I think it boils down to, one way or another, everyone working in our country ought to be legal residents, abide by the same laws, and pay the same taxes. How we get that to be, is the debate that seems to have been with us since the founding of our country. And lately, we seem to be making things worse, not better. "Comprehensive immigration reform" sounds to me like another iteration of increased ineffective bureaucracy at ridiculous expense. A wise man once said...
"If you have ten thousand regulations you destroy all respect for the law.”
- Winston Churchill
Hmmm...I know a few folks who can relate to that.Seems to me that we must already have some "comprehensive" laws in place. Well, whaddya know...

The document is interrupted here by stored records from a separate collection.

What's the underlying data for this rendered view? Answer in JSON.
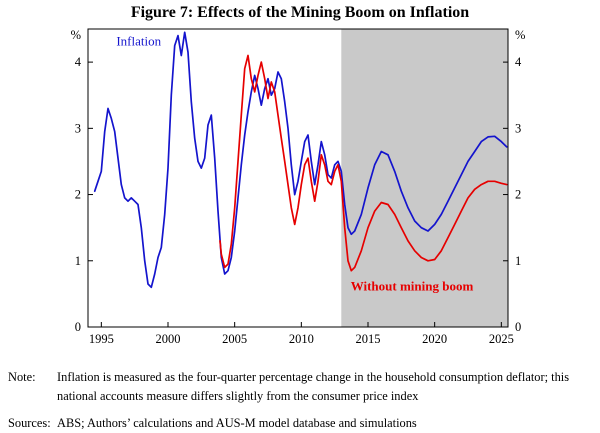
{
  "title": "Figure 7: Effects of the Mining Boom on Inflation",
  "notes": [
    {
      "label": "Note:",
      "text": "Inflation is measured as the four-quarter percentage change in the household consumption deflator; this national accounts measure differs slightly from the consumer price index"
    },
    {
      "label": "Sources:",
      "text": "ABS; Authors’ calculations and AUS-M model database and simulations"
    }
  ],
  "chart_data": {
    "type": "line",
    "title": "Figure 7: Effects of the Mining Boom on Inflation",
    "unit_label": "%",
    "xlabel": "",
    "ylabel": "%",
    "xlim": [
      1994,
      2025.5
    ],
    "ylim": [
      0,
      4.5
    ],
    "xticks": [
      1995,
      2000,
      2005,
      2010,
      2015,
      2020,
      2025
    ],
    "yticks": [
      0,
      1,
      2,
      3,
      4
    ],
    "grid": false,
    "legend_position": "in-plot-labels",
    "shaded_region": {
      "from": 2013,
      "to": 2025.5,
      "color": "#c9c9c9",
      "meaning": "simulation period"
    },
    "series": [
      {
        "name": "Inflation",
        "color": "#1414cd",
        "points": [
          [
            1994.5,
            2.05
          ],
          [
            1994.75,
            2.2
          ],
          [
            1995,
            2.35
          ],
          [
            1995.25,
            2.95
          ],
          [
            1995.5,
            3.3
          ],
          [
            1995.75,
            3.15
          ],
          [
            1996,
            2.95
          ],
          [
            1996.25,
            2.55
          ],
          [
            1996.5,
            2.15
          ],
          [
            1996.75,
            1.95
          ],
          [
            1997,
            1.9
          ],
          [
            1997.25,
            1.95
          ],
          [
            1997.5,
            1.9
          ],
          [
            1997.75,
            1.85
          ],
          [
            1998,
            1.5
          ],
          [
            1998.25,
            1.0
          ],
          [
            1998.5,
            0.65
          ],
          [
            1998.75,
            0.6
          ],
          [
            1999,
            0.8
          ],
          [
            1999.25,
            1.05
          ],
          [
            1999.5,
            1.2
          ],
          [
            1999.75,
            1.7
          ],
          [
            2000,
            2.4
          ],
          [
            2000.25,
            3.5
          ],
          [
            2000.5,
            4.25
          ],
          [
            2000.75,
            4.4
          ],
          [
            2001,
            4.1
          ],
          [
            2001.25,
            4.45
          ],
          [
            2001.5,
            4.15
          ],
          [
            2001.75,
            3.4
          ],
          [
            2002,
            2.85
          ],
          [
            2002.25,
            2.5
          ],
          [
            2002.5,
            2.4
          ],
          [
            2002.75,
            2.55
          ],
          [
            2003,
            3.05
          ],
          [
            2003.25,
            3.2
          ],
          [
            2003.5,
            2.55
          ],
          [
            2003.75,
            1.75
          ],
          [
            2004,
            1.05
          ],
          [
            2004.25,
            0.8
          ],
          [
            2004.5,
            0.85
          ],
          [
            2004.75,
            1.05
          ],
          [
            2005,
            1.45
          ],
          [
            2005.25,
            1.95
          ],
          [
            2005.5,
            2.45
          ],
          [
            2005.75,
            2.9
          ],
          [
            2006,
            3.25
          ],
          [
            2006.25,
            3.55
          ],
          [
            2006.5,
            3.8
          ],
          [
            2006.75,
            3.6
          ],
          [
            2007,
            3.35
          ],
          [
            2007.25,
            3.6
          ],
          [
            2007.5,
            3.75
          ],
          [
            2007.75,
            3.5
          ],
          [
            2008,
            3.6
          ],
          [
            2008.25,
            3.85
          ],
          [
            2008.5,
            3.75
          ],
          [
            2008.75,
            3.4
          ],
          [
            2009,
            3.0
          ],
          [
            2009.25,
            2.45
          ],
          [
            2009.5,
            2.0
          ],
          [
            2009.75,
            2.2
          ],
          [
            2010,
            2.5
          ],
          [
            2010.25,
            2.8
          ],
          [
            2010.5,
            2.9
          ],
          [
            2010.75,
            2.5
          ],
          [
            2011,
            2.15
          ],
          [
            2011.25,
            2.45
          ],
          [
            2011.5,
            2.8
          ],
          [
            2011.75,
            2.6
          ],
          [
            2012,
            2.3
          ],
          [
            2012.25,
            2.25
          ],
          [
            2012.5,
            2.45
          ],
          [
            2012.75,
            2.5
          ],
          [
            2013,
            2.35
          ],
          [
            2013.25,
            1.85
          ],
          [
            2013.5,
            1.5
          ],
          [
            2013.75,
            1.4
          ],
          [
            2014,
            1.45
          ],
          [
            2014.5,
            1.7
          ],
          [
            2015,
            2.1
          ],
          [
            2015.5,
            2.45
          ],
          [
            2016,
            2.65
          ],
          [
            2016.5,
            2.6
          ],
          [
            2017,
            2.35
          ],
          [
            2017.5,
            2.05
          ],
          [
            2018,
            1.8
          ],
          [
            2018.5,
            1.6
          ],
          [
            2019,
            1.5
          ],
          [
            2019.5,
            1.45
          ],
          [
            2020,
            1.55
          ],
          [
            2020.5,
            1.7
          ],
          [
            2021,
            1.9
          ],
          [
            2021.5,
            2.1
          ],
          [
            2022,
            2.3
          ],
          [
            2022.5,
            2.5
          ],
          [
            2023,
            2.65
          ],
          [
            2023.5,
            2.8
          ],
          [
            2024,
            2.87
          ],
          [
            2024.5,
            2.88
          ],
          [
            2025,
            2.8
          ],
          [
            2025.4,
            2.72
          ]
        ]
      },
      {
        "name": "Without mining boom",
        "color": "#e60000",
        "points": [
          [
            2003.9,
            1.3
          ],
          [
            2004,
            1.1
          ],
          [
            2004.25,
            0.9
          ],
          [
            2004.5,
            0.95
          ],
          [
            2004.75,
            1.25
          ],
          [
            2005,
            1.8
          ],
          [
            2005.25,
            2.5
          ],
          [
            2005.5,
            3.2
          ],
          [
            2005.75,
            3.9
          ],
          [
            2006,
            4.1
          ],
          [
            2006.25,
            3.75
          ],
          [
            2006.5,
            3.55
          ],
          [
            2006.75,
            3.8
          ],
          [
            2007,
            4.0
          ],
          [
            2007.25,
            3.75
          ],
          [
            2007.5,
            3.45
          ],
          [
            2007.75,
            3.7
          ],
          [
            2008,
            3.55
          ],
          [
            2008.25,
            3.2
          ],
          [
            2008.5,
            2.85
          ],
          [
            2008.75,
            2.5
          ],
          [
            2009,
            2.15
          ],
          [
            2009.25,
            1.8
          ],
          [
            2009.5,
            1.55
          ],
          [
            2009.75,
            1.8
          ],
          [
            2010,
            2.15
          ],
          [
            2010.25,
            2.45
          ],
          [
            2010.5,
            2.55
          ],
          [
            2010.75,
            2.2
          ],
          [
            2011,
            1.9
          ],
          [
            2011.25,
            2.2
          ],
          [
            2011.5,
            2.6
          ],
          [
            2011.75,
            2.45
          ],
          [
            2012,
            2.2
          ],
          [
            2012.25,
            2.15
          ],
          [
            2012.5,
            2.35
          ],
          [
            2012.75,
            2.45
          ],
          [
            2013,
            2.2
          ],
          [
            2013.25,
            1.5
          ],
          [
            2013.5,
            1.0
          ],
          [
            2013.75,
            0.85
          ],
          [
            2014,
            0.9
          ],
          [
            2014.5,
            1.15
          ],
          [
            2015,
            1.5
          ],
          [
            2015.5,
            1.75
          ],
          [
            2016,
            1.88
          ],
          [
            2016.5,
            1.85
          ],
          [
            2017,
            1.7
          ],
          [
            2017.5,
            1.5
          ],
          [
            2018,
            1.3
          ],
          [
            2018.5,
            1.15
          ],
          [
            2019,
            1.05
          ],
          [
            2019.5,
            1.0
          ],
          [
            2020,
            1.02
          ],
          [
            2020.5,
            1.15
          ],
          [
            2021,
            1.35
          ],
          [
            2021.5,
            1.55
          ],
          [
            2022,
            1.75
          ],
          [
            2022.5,
            1.95
          ],
          [
            2023,
            2.08
          ],
          [
            2023.5,
            2.15
          ],
          [
            2024,
            2.2
          ],
          [
            2024.5,
            2.2
          ],
          [
            2025,
            2.17
          ],
          [
            2025.4,
            2.15
          ]
        ]
      }
    ],
    "annotations": [
      {
        "text": "Inflation",
        "x": 1997.8,
        "y": 4.25,
        "color": "#1414cd",
        "bold": false
      },
      {
        "text": "Without mining boom",
        "x": 2018.3,
        "y": 0.55,
        "color": "#e60000",
        "bold": true
      }
    ]
  }
}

The Immigration and Nationality Act of 1952
It's even revised as of 2013. So it doesn't sound to me like we need "comprehensive reform"...just a better and more even-handed way to carry out the law, and to revise it when necessary. There's a novel concept.
In a day where the government is supposedly monitoring everything we think, do and say (at least, on-line) there ought to be a way to enforce one consistent set of laws without starting over from scratch. I'm guessing that it would require more resources in both processing applications and border enforcement. And in analyzing the economic and human impacts of labor flows. How tough can it be?
Even Mr. Churchill would think that we'll eventually get it right. He once also said this...
“The Americans will always do the right thing… after they’ve exhausted all the alternatives.”In the mean time, the good folks of State College, Pennsylvania will have to do without our Chinese food.